La campagne contre ce groupe religieux s'amplifie
Publié dans El Watan le 12 - 04 - 2017

Pourtant garantie par la Constitution, la liberté de culte et de son exercice sont mis à mal par la campagne de harcèlement judiciaire et religieux qui cible les adeptes de l'Ahmadiya. La désignation d'un groupe religieux à la vindicte populaire risque d'ouvrir la voie à un conflit religieux.
Placés du mauvais côté de la barrière religieuse, les adeptes algériens de la doctrine ahmadie traversent les pires moments de leur existence. Persécutions des plus folles et arrestations en masse. Depuis six mois maintenant, ils vivent dans la peur d'un lendemain incertain. Pas une semaine ne passe sans que l'on entende parler du «démantèlement d'un réseau ahmadi et l'arrestation de ses adeptes», selon la formule policière consacrée. Comme s'il s'agissait de bandes de criminels ou de trafiquants. Le tout est escorté d'une campagne médiatique à charge qui voue aux gémonies des citoyens dont le seul tort est d'avoir choisi librement leur croyance. Une campagne systématique de «nettoyage religieux».
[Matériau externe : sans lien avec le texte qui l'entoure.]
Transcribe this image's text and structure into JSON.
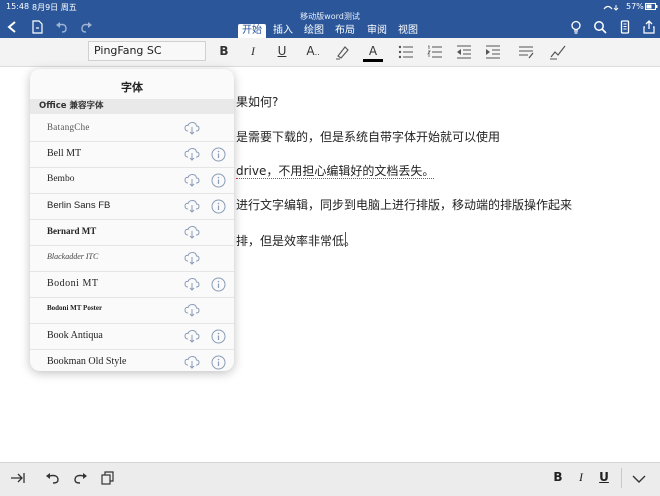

Au feu les maudits ! Près d'une quarantaine de personnes appartenant à cette école religieuse sont condamnées à des peines de prison ferme et pas moins de 250 autres dont des femmes sont sous le régime de contrôle judiciaire. Dans presque toutes les wilayas du pays, les adeptes de la doctrine ahmadie sont poursuivis. C'est la croix et la bannière. Et c'est le ministre des Affaires religieuses, Mohamed Aïssa, qui prend les devant de la scène pour «valider» la thèse selon laquelle les Ahmadis «appartiennent à un cercle non musulman.
Cette secte se situe en dehors de l'islam. Les préceptes de cette secte ne sont pas islamiques et portent plutôt préjudice aux bases mêmes de cette religion», avait-il déclaré sur les ondes de la Radio nationale le 23 février passé. Il s'est s'appuyé sur une étrange fatwa du Conseil du fiqh algérien qui s'est réuni le 17 février 2017 dans la wilaya de Laghouat, qui pourtant n'a pas autorité à prononcer un tel avis «juridique». Mohamed Aïssa décide alors de l'excommunication des Algériens qui clament leur islamité. Il fait de l'ahmadiya sa cible et de ses adeptes des hérétiques qu'il faut combattre à défaut de les ramener «au droit chemin». «Non, vous n'êtes pas des musulmans», leur dénie Mohamed Aïssa.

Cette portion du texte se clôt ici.